Cryptography and Protocol Engineering

Aims

We all use cryptographic protocols every day: whenever we access an https:// website or send a message via WhatsApp or Signal, for example. In this module, students will get hands-on experience of how those protocols are implemented. Students start by writing their own secure messaging protocol from scratch, and then move on to more advanced examples of cryptographic protocols for security and privacy, such as private information retrieval (searching for data without revealing what you’re searching for).

Syllabus

This is a practical course in which the first half of each of the 2-hour weekly sessions is a lecture that introduces a topic, while the second half is lab time during which the students can work on their implementations, discuss the topics in small groups, and get help from the lecturers. The module is structured into three blocks as follows: 

1. Cryptographic primitives (2 weeks). Using common building blocks such as symmetric ciphers and hash functions. Implementing selected aspects of elliptic curve Diffie-Hellman and digital signatures. Protocol security, Dolev-Yao model, side-channel attacks. 
2. Secure communication (3 weeks). Authenticated key exchange (e.g. SIGMA, TLS), password-authenticated key exchange (e.g. SPAKE2), forward secrecy, post-compromise security, double ratchet, the Signal protocol. 
3. Private database lookups (3 weeks). Lattice-based post-quantum cryptography, learning with errors, homomorphic encryption, private information retrieval. 

In each block, students will be given a description of the algorithms and protocols covered (e.g. a research paper or an RFC standards document), and a code template that the students should use for their implementation. The implementation language will probably be Python (to be confirmed after the practical materials have been developed ). Students will also be given a set of test cases to check their code, and will have the opportunity to test their implementation communicating with other students’ implementations. Finally, for each block, students will write and submit a lab report explaining their approach and the findings from their implementation.

Objectives

On completion of this module, students should:

• Understand that cryptography is not magic! The mathematics can look intimidating, but this module will show students that they needn’t be afraid of cryptography.
• Gain appreciation for the complexity and careful implementation of real-world cryptography libraries ,and understand why one should prefer vetted implementations.
• Be familiar with the mathematical notation and concepts commonly used in descriptions of cryptographic protocols, and be able to understand and implement research papers and RFCs in this field.
• Be comfortable with cryptographic primitives commonly used in protocols, and able to correctly use software libraries that implement them.
• Have gained hands-on experience of attacks on cryptographic protocols, and an appreciation for the difficulty of making these protocols correct.
• Have been exposed to ideas and techniques from recent research, which may be useful for their own future research.
• Have practised technical writing through lab reports.

Assessment

Students will be provided with code skeletons in one or two different programming languages (probably Python, maybe Rust) to avoid them struggling with setup issues. For each assignment, students are required to produce a working implementation of the protocols discussed in the course, using the programming language and skeleton provided. Here, “working” means that the algorithms are functionally correct, but they are not production-quality (in particular, no side-channel countermeasures such as constant-time algorithms are required). For some primitives (e.g. symmetric ciphers and hash functions) existing libraries should be used, whereas other cryptographic algorithms will be implemented from scratch. Students should submit their code as a Docker container that can be run against specified test cases. 

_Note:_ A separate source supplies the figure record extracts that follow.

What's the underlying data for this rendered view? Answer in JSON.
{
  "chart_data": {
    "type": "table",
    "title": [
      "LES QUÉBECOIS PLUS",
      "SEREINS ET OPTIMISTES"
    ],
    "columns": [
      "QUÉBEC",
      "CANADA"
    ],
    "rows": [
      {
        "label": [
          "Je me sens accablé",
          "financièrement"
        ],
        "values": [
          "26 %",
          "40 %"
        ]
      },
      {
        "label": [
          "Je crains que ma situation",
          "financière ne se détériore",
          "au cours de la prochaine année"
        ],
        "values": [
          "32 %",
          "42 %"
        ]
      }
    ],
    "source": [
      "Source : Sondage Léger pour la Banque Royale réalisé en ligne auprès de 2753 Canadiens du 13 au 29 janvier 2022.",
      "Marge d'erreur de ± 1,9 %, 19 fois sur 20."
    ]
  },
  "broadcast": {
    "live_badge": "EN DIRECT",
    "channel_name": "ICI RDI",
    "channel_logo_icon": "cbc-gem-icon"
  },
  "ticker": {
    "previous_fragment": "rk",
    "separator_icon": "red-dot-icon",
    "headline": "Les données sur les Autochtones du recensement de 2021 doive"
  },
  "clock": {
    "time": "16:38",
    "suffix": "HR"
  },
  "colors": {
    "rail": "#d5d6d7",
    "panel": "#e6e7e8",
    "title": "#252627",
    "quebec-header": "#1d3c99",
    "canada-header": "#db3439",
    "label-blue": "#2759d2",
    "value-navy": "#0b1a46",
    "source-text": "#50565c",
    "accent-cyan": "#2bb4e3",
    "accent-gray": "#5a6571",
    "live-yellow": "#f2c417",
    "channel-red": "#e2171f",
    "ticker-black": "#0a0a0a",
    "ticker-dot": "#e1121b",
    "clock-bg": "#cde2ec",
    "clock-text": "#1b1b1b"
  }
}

After each of the three blocks, students will be asked to submit a lab report of approximately 2,000 words along with their code for that block. In the lab report, the students should explain how their implementation works and why it is correct, as well as any findings from the work (e.g. any limitations or trade-offs they found with the protocols). The report structure and marking scheme will be specified in advance. The lab reports provide an opportunity for students to provide critical insights and creativity. For instance, they might compare their implementation with existing real-world implementations which provide additional features and guarantees. 

Each of the three lab reports (along with the associated code) will be marked, forming the basis of assessment, and feedback on the reports will be given to the students before the next submission is due, so that students can take the feedback on board for their next submission. Of the three reports, the worst mark will be discarded, and the other two reports each contribute 50% of the final mark. As such, students might decide to submit only two reports. 

Students may discuss their work with others, but the implementations and lab reports must be individual work.

Recommended reading

Textbook: Jonathan Katz and Yehuda Lindell. Introduction to Modern Cryptography (3rd edition). CRC Press, 2020.

The textbook covers prerequisite knowledge on cryptographic primitives, such as ciphers, MACs, hash functions, and signatures. This book is also used in the Part II Cryptography course. For the protocols we cover in this course, we are not aware of a suitable textbook; instead we will use research papers, lecture slides, and RFCs as resources, which will be provided at the start of the module.